Unlike in the case of state governments, no oversight authority exists to keep an eye on the Centre’s borrowings. A fiscal council like the Australian one must be established as an independent watchdog and controller of borrowings in the country. The same was stressed by Shri N.K. Singh, Chairman, XV Finance Commission at the launch of the book ‘Indian Fiscal Federalism’. The recent inclusion of Rs. 1 lakh crore corpus for state borrowing in the Union Budget 2022-23 hasn’t gone down well with the states due to pre-existing fault lines in the Centre-State relations. According to the XV Finance Commission, states’ liabilities towards the Centre have been declining. Therefore, the court of public opinion deems it to be a way for the Centre to maintain its sway over the states’ finances. Even if it’s true, the Centre must incorporate a more inclusive and cooperative approach. Another alternative that can be taken is aiding states through grants under Article 282 of the Constitution of India; as such, they are not to be returned. On the heels of the GST Council, a cooperative forum should be constructed to hear grievances state-wise and formulate decisions binding on all the states.


Conclusion


Undertones of state dissonance with growing over-centralisation will soon turn into a clarion call for disregarding central authority if cooperative and consultative methods aren’t adopted by both parties. Existing fissures of mistrust must not erode public confidence in their respective governments, today when everyone is trying to scramble back to the status quo ante.

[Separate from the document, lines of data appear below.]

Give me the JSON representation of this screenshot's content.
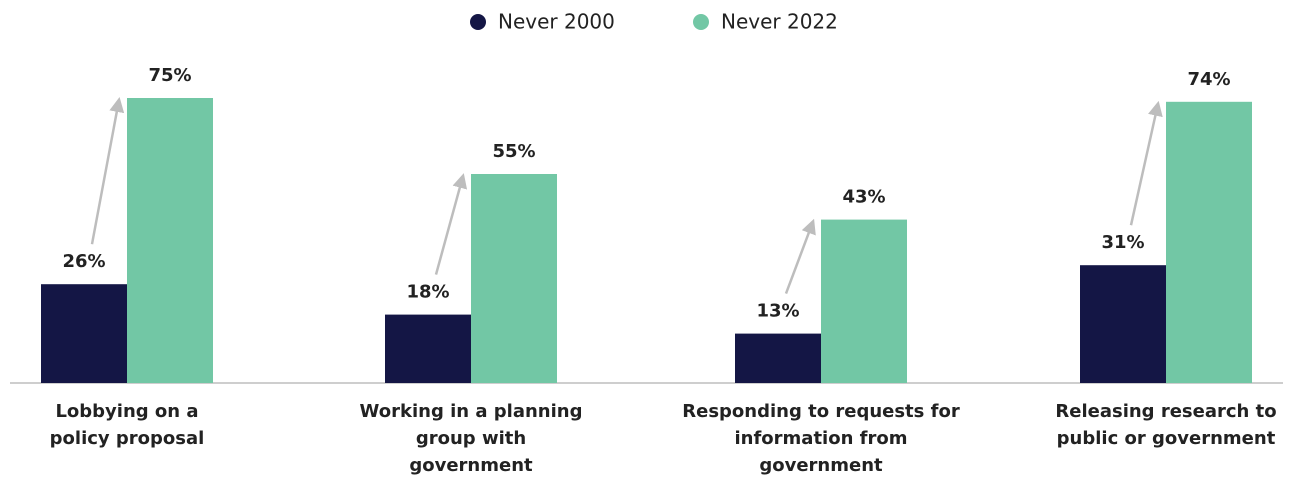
{
  "chart_data": {
    "type": "bar",
    "categories": [
      "Lobbying on a policy proposal",
      "Working in a planning group with government",
      "Responding to requests for information from government",
      "Releasing research to public or government"
    ],
    "series": [
      {
        "name": "Never 2000",
        "color": "#141645",
        "values": [
          26,
          18,
          13,
          31
        ],
        "value_labels": [
          "26%",
          "18%",
          "13%",
          "31%"
        ]
      },
      {
        "name": "Never 2022",
        "color": "#72c7a5",
        "values": [
          75,
          55,
          43,
          74
        ],
        "value_labels": [
          "75%",
          "55%",
          "43%",
          "74%"
        ]
      }
    ],
    "ylim": [
      0,
      80
    ]
  }
}
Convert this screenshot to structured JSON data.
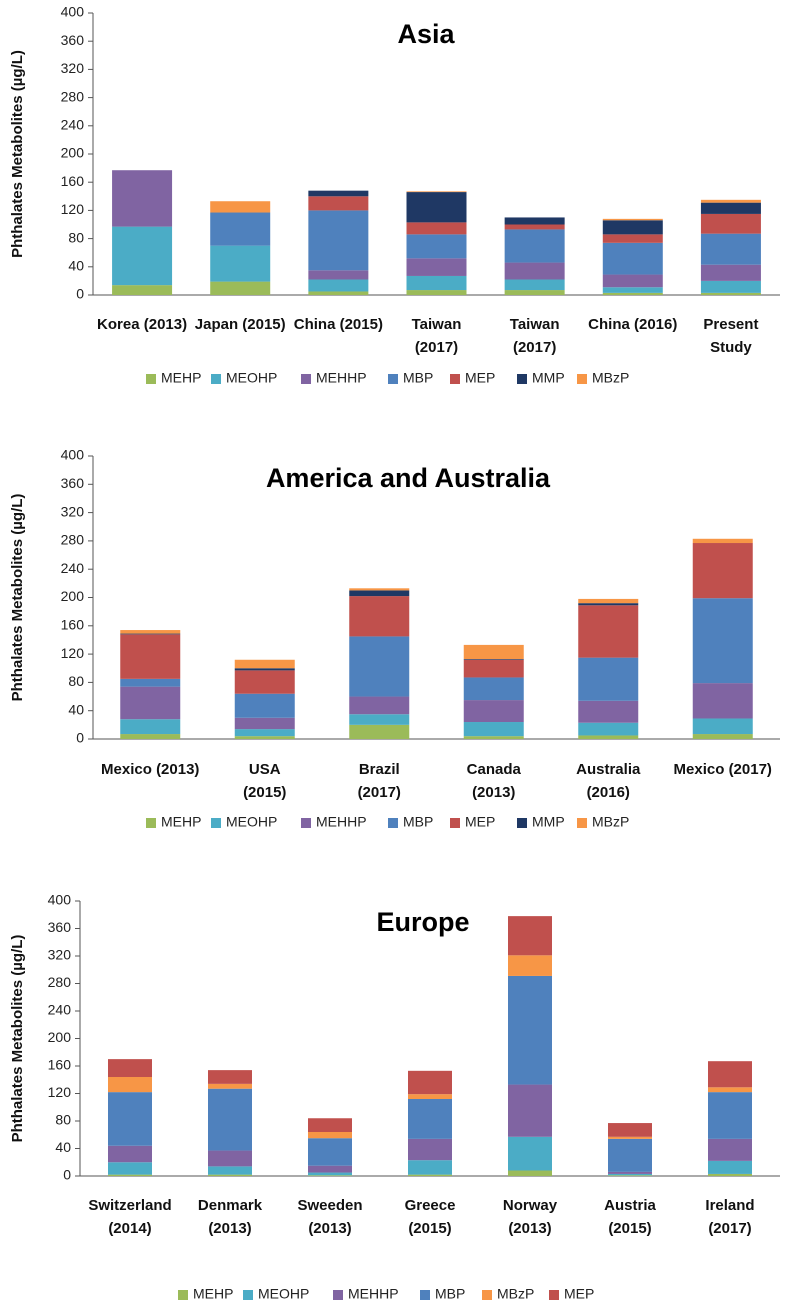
{
  "colors": {
    "MEHP": "#9bbb59",
    "MEOHP": "#4bacc6",
    "MEHHP": "#8064a2",
    "MBP": "#4f81bd",
    "MEP": "#c0504d",
    "MMP": "#1f3864",
    "MBzP": "#f79646"
  },
  "chart_data": [
    {
      "type": "bar",
      "stacked": true,
      "title": "Asia",
      "ylabel": "Phthalates Metabolites (µg/L)",
      "ylim": [
        0,
        400
      ],
      "yticks": [
        0,
        40,
        80,
        120,
        160,
        200,
        240,
        280,
        320,
        360,
        400
      ],
      "categories": [
        [
          "Korea (2013)"
        ],
        [
          "Japan (2015)"
        ],
        [
          "China (2015)"
        ],
        [
          "Taiwan",
          "(2017)"
        ],
        [
          "Taiwan",
          "(2017)"
        ],
        [
          "China (2016)"
        ],
        [
          "Present",
          "Study"
        ]
      ],
      "legend": [
        "MEHP",
        "MEOHP",
        "MEHHP",
        "MBP",
        "MEP",
        "MMP",
        "MBzP"
      ],
      "series": [
        {
          "name": "MEHP",
          "values": [
            14,
            19,
            5,
            7,
            7,
            3,
            3
          ]
        },
        {
          "name": "MEOHP",
          "values": [
            83,
            51,
            17,
            20,
            15,
            8,
            17
          ]
        },
        {
          "name": "MEHHP",
          "values": [
            80,
            0,
            13,
            25,
            24,
            18,
            23
          ]
        },
        {
          "name": "MBP",
          "values": [
            0,
            47,
            85,
            34,
            47,
            45,
            44
          ]
        },
        {
          "name": "MEP",
          "values": [
            0,
            0,
            20,
            17,
            7,
            12,
            28
          ]
        },
        {
          "name": "MMP",
          "values": [
            0,
            0,
            8,
            43,
            10,
            20,
            16
          ]
        },
        {
          "name": "MBzP",
          "values": [
            0,
            16,
            0,
            1,
            0,
            2,
            4
          ]
        }
      ]
    },
    {
      "type": "bar",
      "stacked": true,
      "title": "America and Australia",
      "ylabel": "Phthalates Metabolites (µg/L)",
      "ylim": [
        0,
        400
      ],
      "yticks": [
        0,
        40,
        80,
        120,
        160,
        200,
        240,
        280,
        320,
        360,
        400
      ],
      "categories": [
        [
          "Mexico (2013)"
        ],
        [
          "USA",
          "(2015)"
        ],
        [
          "Brazil",
          "(2017)"
        ],
        [
          "Canada",
          "(2013)"
        ],
        [
          "Australia",
          "(2016)"
        ],
        [
          "Mexico (2017)"
        ]
      ],
      "legend": [
        "MEHP",
        "MEOHP",
        "MEHHP",
        "MBP",
        "MEP",
        "MMP",
        "MBzP"
      ],
      "series": [
        {
          "name": "MEHP",
          "values": [
            7,
            4,
            20,
            4,
            5,
            7
          ]
        },
        {
          "name": "MEOHP",
          "values": [
            21,
            10,
            15,
            20,
            18,
            22
          ]
        },
        {
          "name": "MEHHP",
          "values": [
            46,
            16,
            25,
            31,
            31,
            50
          ]
        },
        {
          "name": "MBP",
          "values": [
            11,
            34,
            85,
            32,
            61,
            120
          ]
        },
        {
          "name": "MEP",
          "values": [
            63,
            33,
            57,
            25,
            74,
            78
          ]
        },
        {
          "name": "MMP",
          "values": [
            1,
            3,
            8,
            1,
            3,
            0
          ]
        },
        {
          "name": "MBzP",
          "values": [
            5,
            12,
            3,
            20,
            6,
            6
          ]
        }
      ]
    },
    {
      "type": "bar",
      "stacked": true,
      "title": "Europe",
      "ylabel": "Phthalates Metabolites (µg/L)",
      "ylim": [
        0,
        400
      ],
      "yticks": [
        0,
        40,
        80,
        120,
        160,
        200,
        240,
        280,
        320,
        360,
        400
      ],
      "categories": [
        [
          "Switzerland",
          "(2014)"
        ],
        [
          "Denmark",
          "(2013)"
        ],
        [
          "Sweeden",
          "(2013)"
        ],
        [
          "Greece",
          "(2015)"
        ],
        [
          "Norway",
          "(2013)"
        ],
        [
          "Austria",
          "(2015)"
        ],
        [
          "Ireland",
          "(2017)"
        ]
      ],
      "legend": [
        "MEHP",
        "MEOHP",
        "MEHHP",
        "MBP",
        "MBzP",
        "MEP"
      ],
      "series": [
        {
          "name": "MEHP",
          "values": [
            2,
            2,
            1,
            2,
            8,
            1,
            3
          ]
        },
        {
          "name": "MEOHP",
          "values": [
            18,
            12,
            4,
            21,
            49,
            2,
            19
          ]
        },
        {
          "name": "MEHHP",
          "values": [
            24,
            23,
            10,
            31,
            76,
            3,
            32
          ]
        },
        {
          "name": "MBP",
          "values": [
            78,
            90,
            40,
            58,
            158,
            48,
            68
          ]
        },
        {
          "name": "MBzP",
          "values": [
            22,
            7,
            9,
            7,
            30,
            3,
            7
          ]
        },
        {
          "name": "MEP",
          "values": [
            26,
            20,
            20,
            34,
            57,
            20,
            38
          ]
        }
      ]
    }
  ]
}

More importantly, despite all the differences and discontentment, the federal structure of the country must not become collateral damage under no circumstances. Article 293 must perform its balancing act between macroeconomic stabilization and constitutional principles.

 

* Shubhankar Sharan is a first-year student at Gujarat National Law University, Gandhinagar.


The views expressed above are the author's personal views.